The morphology of the ICs was first described 67 years ago. ⁹ Herein that description is expanded by providing distinguishing histologic characteristics of ICs in rhesus macaques using digital imaging. Ischial callosities are bilateral pads of thickened epidermis, located in the gluteal region, that are used for sitting on thin branches during feeding in the peripheral branch zone. Ischial callosities are found in cercopithecoid monkeys, gibbons, and siamangs.^16,17 Histologically, the morphology of ICs of normal rhesus macaques is similar to that described previously. ⁹ However, it was found in the current study that, in addition to deeper large blood vessels, large arteries are also located in the superficial dermis just deep to the epidermis. These arteries have hypertrophic and hyperplastic smooth muscular walls that suggest they are able to withstand pressure during sitting. The thick muscular tunics may also have an important role in regulating local blood flow by active vasoconstriction and vasodilatation with innervation from the vasomotor nerve fibers. ¹ The dermis is divided into 3 distinct layers. The outer fibrous zone is similar to the superficial dermis in other areas of skin that contain large amounts of collagen and many lymphatic and blood vessels. The fibro-fatty zone is composed of ovoid adipose lobules vertically circumscribed and separated by connective tissue septa. This structure likely cushions the pressure from the sitting posture.
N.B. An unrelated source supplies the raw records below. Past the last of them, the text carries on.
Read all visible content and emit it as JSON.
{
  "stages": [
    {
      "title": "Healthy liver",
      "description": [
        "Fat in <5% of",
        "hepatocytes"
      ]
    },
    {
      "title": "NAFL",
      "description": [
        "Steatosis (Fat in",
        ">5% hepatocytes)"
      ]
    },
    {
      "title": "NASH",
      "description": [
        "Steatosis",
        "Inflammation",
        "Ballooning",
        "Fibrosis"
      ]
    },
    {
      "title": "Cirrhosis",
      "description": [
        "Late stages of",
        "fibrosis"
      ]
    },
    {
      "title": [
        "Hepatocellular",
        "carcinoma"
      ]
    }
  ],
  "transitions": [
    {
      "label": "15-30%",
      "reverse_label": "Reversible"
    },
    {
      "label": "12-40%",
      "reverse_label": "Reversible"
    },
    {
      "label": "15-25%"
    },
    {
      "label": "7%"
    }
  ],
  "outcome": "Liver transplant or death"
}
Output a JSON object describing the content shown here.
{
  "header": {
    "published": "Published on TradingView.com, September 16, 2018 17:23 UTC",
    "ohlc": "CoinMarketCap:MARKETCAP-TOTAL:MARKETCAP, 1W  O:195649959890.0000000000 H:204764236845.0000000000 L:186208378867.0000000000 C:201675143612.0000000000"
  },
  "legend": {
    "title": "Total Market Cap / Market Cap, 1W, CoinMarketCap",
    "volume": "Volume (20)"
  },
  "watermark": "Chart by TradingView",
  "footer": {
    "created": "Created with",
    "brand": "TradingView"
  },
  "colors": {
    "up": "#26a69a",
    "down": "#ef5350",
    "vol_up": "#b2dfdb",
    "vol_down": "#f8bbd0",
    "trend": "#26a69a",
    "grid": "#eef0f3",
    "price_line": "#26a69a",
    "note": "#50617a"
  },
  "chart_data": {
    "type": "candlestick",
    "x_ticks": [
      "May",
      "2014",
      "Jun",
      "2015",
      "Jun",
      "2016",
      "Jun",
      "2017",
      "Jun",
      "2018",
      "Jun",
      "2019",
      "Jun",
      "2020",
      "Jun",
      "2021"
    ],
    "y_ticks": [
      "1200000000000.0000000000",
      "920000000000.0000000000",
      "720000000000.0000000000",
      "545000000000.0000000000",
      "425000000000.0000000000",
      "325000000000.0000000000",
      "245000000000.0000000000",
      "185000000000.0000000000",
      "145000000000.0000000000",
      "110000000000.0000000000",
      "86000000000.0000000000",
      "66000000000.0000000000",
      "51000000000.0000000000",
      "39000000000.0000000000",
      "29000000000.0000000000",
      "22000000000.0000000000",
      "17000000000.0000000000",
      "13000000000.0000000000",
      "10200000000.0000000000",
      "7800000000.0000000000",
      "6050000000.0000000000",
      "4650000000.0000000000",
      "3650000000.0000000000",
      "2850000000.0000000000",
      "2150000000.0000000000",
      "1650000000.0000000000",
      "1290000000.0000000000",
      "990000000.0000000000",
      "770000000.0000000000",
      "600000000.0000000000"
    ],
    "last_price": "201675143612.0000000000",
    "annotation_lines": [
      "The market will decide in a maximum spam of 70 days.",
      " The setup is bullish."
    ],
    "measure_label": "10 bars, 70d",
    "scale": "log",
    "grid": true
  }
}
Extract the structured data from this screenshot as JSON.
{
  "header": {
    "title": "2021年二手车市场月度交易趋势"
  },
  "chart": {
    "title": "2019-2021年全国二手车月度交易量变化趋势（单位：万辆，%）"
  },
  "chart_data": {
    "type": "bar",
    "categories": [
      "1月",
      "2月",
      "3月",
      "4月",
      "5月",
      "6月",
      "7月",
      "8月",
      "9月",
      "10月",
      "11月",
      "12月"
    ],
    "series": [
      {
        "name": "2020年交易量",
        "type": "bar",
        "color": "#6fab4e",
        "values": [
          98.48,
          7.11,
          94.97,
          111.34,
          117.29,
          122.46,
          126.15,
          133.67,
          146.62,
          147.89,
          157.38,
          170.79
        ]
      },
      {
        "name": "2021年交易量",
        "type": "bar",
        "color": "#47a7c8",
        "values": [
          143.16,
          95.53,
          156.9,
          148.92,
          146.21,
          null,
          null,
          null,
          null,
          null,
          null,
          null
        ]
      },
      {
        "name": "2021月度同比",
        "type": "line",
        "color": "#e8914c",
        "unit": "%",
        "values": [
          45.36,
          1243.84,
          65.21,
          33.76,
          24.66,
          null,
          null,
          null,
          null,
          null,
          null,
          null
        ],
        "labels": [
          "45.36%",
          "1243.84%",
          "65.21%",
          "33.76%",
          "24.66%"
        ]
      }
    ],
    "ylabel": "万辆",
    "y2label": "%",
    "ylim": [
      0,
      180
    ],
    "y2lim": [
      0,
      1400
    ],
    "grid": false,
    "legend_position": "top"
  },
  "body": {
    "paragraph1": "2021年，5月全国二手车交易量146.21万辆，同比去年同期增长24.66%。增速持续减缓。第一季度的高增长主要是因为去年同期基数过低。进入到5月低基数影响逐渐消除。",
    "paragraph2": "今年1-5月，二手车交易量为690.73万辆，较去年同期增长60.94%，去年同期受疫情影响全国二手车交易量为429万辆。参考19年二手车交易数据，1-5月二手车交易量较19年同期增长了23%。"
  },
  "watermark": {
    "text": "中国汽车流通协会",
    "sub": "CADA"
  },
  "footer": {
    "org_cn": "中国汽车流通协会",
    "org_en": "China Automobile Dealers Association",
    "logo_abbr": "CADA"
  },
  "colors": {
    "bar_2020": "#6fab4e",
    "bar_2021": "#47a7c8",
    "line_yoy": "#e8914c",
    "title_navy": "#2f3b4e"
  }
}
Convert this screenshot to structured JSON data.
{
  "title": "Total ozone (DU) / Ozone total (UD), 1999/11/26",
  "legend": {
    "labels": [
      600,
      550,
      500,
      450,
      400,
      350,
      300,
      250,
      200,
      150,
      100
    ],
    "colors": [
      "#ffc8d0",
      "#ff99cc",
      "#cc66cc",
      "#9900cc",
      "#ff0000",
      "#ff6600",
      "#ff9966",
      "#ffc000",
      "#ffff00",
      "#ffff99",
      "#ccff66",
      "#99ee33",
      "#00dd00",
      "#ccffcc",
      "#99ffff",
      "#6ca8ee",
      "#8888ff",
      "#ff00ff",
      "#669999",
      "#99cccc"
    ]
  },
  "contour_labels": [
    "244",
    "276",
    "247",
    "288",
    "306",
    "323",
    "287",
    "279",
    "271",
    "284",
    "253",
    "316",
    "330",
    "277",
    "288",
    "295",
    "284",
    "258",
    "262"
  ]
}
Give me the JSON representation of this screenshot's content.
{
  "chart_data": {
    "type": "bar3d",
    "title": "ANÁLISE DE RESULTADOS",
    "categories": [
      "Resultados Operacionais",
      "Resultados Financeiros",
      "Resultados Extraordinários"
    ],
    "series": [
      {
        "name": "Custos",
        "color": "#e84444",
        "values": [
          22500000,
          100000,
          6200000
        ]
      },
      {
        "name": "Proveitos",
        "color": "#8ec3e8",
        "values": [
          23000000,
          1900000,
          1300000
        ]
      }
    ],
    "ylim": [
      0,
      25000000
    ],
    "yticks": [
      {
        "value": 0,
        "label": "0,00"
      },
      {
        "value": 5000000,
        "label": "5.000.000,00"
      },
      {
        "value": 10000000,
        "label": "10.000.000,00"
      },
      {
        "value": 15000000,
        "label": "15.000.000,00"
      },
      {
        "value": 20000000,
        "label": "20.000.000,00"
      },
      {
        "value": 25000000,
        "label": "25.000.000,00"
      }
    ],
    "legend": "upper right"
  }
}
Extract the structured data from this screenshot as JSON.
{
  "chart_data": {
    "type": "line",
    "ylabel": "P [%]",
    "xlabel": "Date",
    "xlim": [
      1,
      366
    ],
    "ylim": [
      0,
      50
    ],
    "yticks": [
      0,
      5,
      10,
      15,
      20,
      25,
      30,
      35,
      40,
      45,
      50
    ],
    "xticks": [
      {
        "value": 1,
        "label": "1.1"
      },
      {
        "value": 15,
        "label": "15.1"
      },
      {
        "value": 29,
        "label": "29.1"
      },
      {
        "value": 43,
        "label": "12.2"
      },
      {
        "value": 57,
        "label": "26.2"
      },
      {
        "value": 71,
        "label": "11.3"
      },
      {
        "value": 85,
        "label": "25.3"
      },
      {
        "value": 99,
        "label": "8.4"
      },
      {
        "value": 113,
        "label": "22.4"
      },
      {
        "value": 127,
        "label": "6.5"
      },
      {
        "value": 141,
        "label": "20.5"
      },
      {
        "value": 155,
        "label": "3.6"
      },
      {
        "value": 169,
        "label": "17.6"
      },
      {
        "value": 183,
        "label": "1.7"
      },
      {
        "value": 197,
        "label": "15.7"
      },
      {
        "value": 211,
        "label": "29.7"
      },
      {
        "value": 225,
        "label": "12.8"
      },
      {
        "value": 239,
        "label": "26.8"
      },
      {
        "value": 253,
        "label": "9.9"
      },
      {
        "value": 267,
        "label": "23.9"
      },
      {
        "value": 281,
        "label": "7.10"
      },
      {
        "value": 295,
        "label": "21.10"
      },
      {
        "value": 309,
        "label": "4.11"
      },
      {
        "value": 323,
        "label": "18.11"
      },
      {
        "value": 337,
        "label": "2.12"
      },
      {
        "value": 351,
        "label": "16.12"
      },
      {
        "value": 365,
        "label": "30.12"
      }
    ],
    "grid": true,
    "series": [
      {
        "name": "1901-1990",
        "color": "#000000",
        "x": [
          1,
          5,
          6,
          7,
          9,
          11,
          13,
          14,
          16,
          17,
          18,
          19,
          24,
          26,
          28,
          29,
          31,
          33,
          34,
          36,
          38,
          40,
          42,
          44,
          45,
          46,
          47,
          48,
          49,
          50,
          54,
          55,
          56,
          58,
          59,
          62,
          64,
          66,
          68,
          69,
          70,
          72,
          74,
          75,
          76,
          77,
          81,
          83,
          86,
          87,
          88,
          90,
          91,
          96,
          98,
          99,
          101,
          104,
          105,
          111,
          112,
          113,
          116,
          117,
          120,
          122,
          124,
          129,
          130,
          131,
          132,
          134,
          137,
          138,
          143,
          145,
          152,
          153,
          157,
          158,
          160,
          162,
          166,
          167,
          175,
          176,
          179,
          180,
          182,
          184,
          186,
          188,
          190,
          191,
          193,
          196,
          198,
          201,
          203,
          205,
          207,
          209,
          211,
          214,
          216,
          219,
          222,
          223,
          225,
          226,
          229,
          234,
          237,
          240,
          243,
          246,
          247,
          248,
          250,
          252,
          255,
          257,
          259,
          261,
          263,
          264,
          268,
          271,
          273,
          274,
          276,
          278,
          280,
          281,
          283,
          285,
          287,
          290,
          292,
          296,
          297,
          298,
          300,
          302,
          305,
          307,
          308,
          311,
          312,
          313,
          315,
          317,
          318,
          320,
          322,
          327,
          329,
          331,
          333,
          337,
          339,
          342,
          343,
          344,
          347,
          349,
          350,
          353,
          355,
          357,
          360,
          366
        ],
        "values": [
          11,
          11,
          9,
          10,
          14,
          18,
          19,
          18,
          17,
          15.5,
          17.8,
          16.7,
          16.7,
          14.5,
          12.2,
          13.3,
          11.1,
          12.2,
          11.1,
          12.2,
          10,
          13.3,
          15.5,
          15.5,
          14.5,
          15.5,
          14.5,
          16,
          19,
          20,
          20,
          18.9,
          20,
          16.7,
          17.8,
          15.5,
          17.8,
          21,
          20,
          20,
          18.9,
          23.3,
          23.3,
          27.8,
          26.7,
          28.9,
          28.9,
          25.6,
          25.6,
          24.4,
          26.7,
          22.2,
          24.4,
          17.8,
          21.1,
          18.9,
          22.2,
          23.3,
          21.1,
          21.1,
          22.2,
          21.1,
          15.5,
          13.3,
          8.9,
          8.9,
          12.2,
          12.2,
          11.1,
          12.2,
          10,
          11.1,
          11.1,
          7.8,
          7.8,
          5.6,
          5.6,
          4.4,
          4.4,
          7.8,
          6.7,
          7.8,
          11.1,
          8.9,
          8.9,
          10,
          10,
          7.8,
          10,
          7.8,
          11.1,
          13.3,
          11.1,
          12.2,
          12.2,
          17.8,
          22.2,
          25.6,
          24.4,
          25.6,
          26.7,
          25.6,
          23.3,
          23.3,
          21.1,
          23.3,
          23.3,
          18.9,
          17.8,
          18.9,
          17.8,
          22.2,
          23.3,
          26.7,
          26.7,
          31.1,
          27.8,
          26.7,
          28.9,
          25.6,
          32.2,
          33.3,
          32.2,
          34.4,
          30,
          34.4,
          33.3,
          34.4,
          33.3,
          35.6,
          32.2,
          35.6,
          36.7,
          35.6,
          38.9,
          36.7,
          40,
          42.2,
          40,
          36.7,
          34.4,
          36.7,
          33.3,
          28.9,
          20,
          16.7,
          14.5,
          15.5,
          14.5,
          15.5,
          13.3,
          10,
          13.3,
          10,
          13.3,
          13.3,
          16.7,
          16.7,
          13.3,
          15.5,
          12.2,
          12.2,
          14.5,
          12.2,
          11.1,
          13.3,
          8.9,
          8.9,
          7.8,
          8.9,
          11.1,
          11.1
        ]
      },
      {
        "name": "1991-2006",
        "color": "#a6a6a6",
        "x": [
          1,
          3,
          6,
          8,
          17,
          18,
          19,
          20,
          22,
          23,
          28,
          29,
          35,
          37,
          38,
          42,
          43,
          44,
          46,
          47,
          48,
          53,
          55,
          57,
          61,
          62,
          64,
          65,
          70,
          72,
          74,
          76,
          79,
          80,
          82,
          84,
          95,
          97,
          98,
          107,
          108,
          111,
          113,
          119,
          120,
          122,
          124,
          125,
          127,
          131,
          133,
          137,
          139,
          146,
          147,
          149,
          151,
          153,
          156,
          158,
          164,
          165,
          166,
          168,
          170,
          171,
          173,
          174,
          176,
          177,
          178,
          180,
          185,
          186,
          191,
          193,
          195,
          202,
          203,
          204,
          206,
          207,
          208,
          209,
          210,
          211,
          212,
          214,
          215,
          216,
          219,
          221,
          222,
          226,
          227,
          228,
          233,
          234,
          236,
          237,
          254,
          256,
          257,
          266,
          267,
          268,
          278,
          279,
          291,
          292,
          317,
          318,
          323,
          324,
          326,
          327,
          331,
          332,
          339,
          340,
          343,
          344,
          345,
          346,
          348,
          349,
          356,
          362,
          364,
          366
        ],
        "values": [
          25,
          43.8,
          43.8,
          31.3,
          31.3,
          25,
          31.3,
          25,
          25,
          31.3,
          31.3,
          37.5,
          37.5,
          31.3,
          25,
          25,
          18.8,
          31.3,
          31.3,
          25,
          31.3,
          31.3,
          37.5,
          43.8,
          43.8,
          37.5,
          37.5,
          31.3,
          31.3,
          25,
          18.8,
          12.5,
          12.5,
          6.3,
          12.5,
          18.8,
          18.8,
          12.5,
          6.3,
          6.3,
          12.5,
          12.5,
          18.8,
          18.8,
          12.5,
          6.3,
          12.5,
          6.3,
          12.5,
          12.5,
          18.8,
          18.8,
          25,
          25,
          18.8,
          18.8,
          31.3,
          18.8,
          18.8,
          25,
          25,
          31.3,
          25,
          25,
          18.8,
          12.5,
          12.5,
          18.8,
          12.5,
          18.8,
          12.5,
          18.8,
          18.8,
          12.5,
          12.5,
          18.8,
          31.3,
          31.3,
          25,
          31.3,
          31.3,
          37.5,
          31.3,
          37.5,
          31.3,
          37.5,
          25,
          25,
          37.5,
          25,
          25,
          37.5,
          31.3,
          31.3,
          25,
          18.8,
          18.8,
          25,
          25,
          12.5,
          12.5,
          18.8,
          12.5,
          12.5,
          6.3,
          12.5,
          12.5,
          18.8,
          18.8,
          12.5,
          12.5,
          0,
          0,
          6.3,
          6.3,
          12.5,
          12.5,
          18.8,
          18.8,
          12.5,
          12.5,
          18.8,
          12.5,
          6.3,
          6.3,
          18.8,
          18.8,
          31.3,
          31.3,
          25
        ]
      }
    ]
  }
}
In summary, this report documented a case of reactive amyloidosis associated with chronic ulcerative ischial callosititis in a rhesus macaque. AA substance was confirmed in intralesional CD68-positive macrophages by confocal microscopy, which suggests that CD68-positive macrophages have an important role in the pathogenesis of amyloidosis in the nonhuman primate. The histology of ICs in rhesus macaques was also reexamined in this report.